Delacôte, Jacques
Delacôte, Jacques
Delacôte, Jacques , French conductor; b. Remire-mont, Aug. 16, 1942. He studied at the Nancy Cons. (1956–60) and at the Paris Cons. (1960–63) before pursuing training in conducting with Swarowsky at the Vienna Academy of Music (1965–70). In 1971 he took first prize at the Mitropoulos Competition in N.Y., which led to his appointment as an assistant to Leonard Bernstein at the N.Y. Phil., with which he appeared as a conductor in 1972. In 1973 he made an impressive debut with the London Sym. Orch. when he was engaged on short notice to conduct Mahler’s 3rd Sym. He subsequently appeared as a guest conductor with many of the major European orchs. In 1981 he conducted Massenet’s Cendrillon in Paris, and thereafter was regularly engaged as a conductor with leading Paris Opéra theaters.

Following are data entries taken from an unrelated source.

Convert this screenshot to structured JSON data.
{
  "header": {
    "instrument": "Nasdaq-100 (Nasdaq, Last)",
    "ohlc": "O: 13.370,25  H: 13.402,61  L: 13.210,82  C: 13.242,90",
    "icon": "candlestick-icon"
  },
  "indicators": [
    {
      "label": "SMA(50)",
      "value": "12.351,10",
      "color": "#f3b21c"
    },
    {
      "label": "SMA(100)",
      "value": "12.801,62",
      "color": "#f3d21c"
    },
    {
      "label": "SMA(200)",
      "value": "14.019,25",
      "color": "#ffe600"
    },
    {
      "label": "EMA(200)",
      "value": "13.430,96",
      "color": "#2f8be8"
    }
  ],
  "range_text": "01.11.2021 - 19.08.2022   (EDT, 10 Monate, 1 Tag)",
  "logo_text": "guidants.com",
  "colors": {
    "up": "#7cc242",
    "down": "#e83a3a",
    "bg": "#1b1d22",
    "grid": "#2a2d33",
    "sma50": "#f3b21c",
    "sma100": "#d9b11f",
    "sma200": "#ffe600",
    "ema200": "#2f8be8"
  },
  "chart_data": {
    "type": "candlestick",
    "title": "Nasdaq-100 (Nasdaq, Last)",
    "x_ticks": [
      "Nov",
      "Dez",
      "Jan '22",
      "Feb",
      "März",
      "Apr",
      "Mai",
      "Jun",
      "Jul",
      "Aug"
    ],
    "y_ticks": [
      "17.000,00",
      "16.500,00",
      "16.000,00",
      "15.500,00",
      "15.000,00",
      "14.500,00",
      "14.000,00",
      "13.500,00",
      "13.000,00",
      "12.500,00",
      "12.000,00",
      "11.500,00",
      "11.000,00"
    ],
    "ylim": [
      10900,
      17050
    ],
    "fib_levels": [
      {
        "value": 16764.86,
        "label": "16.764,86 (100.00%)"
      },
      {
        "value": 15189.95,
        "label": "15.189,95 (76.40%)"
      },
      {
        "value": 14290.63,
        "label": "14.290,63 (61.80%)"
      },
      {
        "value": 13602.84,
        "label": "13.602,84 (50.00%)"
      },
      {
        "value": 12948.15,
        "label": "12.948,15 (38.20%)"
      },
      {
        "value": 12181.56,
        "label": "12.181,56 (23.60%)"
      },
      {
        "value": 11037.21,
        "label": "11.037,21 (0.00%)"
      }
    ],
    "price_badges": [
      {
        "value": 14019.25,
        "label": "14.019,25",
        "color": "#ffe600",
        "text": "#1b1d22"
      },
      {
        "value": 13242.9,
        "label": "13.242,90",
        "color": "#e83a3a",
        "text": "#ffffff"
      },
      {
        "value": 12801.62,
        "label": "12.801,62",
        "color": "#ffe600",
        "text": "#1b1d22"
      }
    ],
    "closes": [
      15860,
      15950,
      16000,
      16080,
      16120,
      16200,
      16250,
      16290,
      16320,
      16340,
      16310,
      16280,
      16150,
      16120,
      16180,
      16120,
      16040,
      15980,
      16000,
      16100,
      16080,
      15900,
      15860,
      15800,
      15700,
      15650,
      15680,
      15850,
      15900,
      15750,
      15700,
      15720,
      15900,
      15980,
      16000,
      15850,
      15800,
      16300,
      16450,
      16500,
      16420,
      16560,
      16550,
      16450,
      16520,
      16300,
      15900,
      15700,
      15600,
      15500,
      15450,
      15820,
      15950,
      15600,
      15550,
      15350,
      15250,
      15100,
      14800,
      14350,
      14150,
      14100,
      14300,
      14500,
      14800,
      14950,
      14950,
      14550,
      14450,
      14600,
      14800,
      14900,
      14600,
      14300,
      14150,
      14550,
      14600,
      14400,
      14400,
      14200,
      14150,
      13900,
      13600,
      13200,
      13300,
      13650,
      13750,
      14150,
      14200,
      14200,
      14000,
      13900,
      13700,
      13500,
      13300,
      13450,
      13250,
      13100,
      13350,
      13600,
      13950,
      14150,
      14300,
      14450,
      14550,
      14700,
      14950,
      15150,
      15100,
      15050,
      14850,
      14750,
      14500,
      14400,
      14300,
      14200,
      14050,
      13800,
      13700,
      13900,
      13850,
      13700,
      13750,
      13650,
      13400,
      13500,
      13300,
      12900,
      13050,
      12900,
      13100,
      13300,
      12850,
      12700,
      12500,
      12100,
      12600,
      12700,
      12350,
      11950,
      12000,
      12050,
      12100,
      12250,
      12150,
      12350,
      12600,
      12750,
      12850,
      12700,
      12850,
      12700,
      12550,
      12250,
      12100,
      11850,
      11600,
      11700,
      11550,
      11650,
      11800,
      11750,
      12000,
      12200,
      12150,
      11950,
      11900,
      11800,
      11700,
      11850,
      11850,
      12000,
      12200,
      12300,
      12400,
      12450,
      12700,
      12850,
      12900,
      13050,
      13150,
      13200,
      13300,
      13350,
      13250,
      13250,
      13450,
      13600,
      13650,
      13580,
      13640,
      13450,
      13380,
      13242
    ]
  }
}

He conducted Carmen at London’s Earls Court, Samson et Dalila in Barcelona, and Faust in Montreal in 1989. In 1990 he returned to London to conduct Faust at the English National opéra, and in 1991 he returned once more to that city to conduct Samson et Dalila at Covent Garden and Tosca at Earls Court. He was engaged to conduct Romeo et Juliette in Toronto in 1992. After conducting Le Cid at the Lyric Opéra in Chicago in 1993, he returned to London in 1994 to conduct Carmen at Covent Garden. In 1996 he returned to Covent Garden to conduct Samson et Dalila. Delacote is particularly known for the refinement and elegance he brings to his interpretations of the French opératic and symphonic masterworks.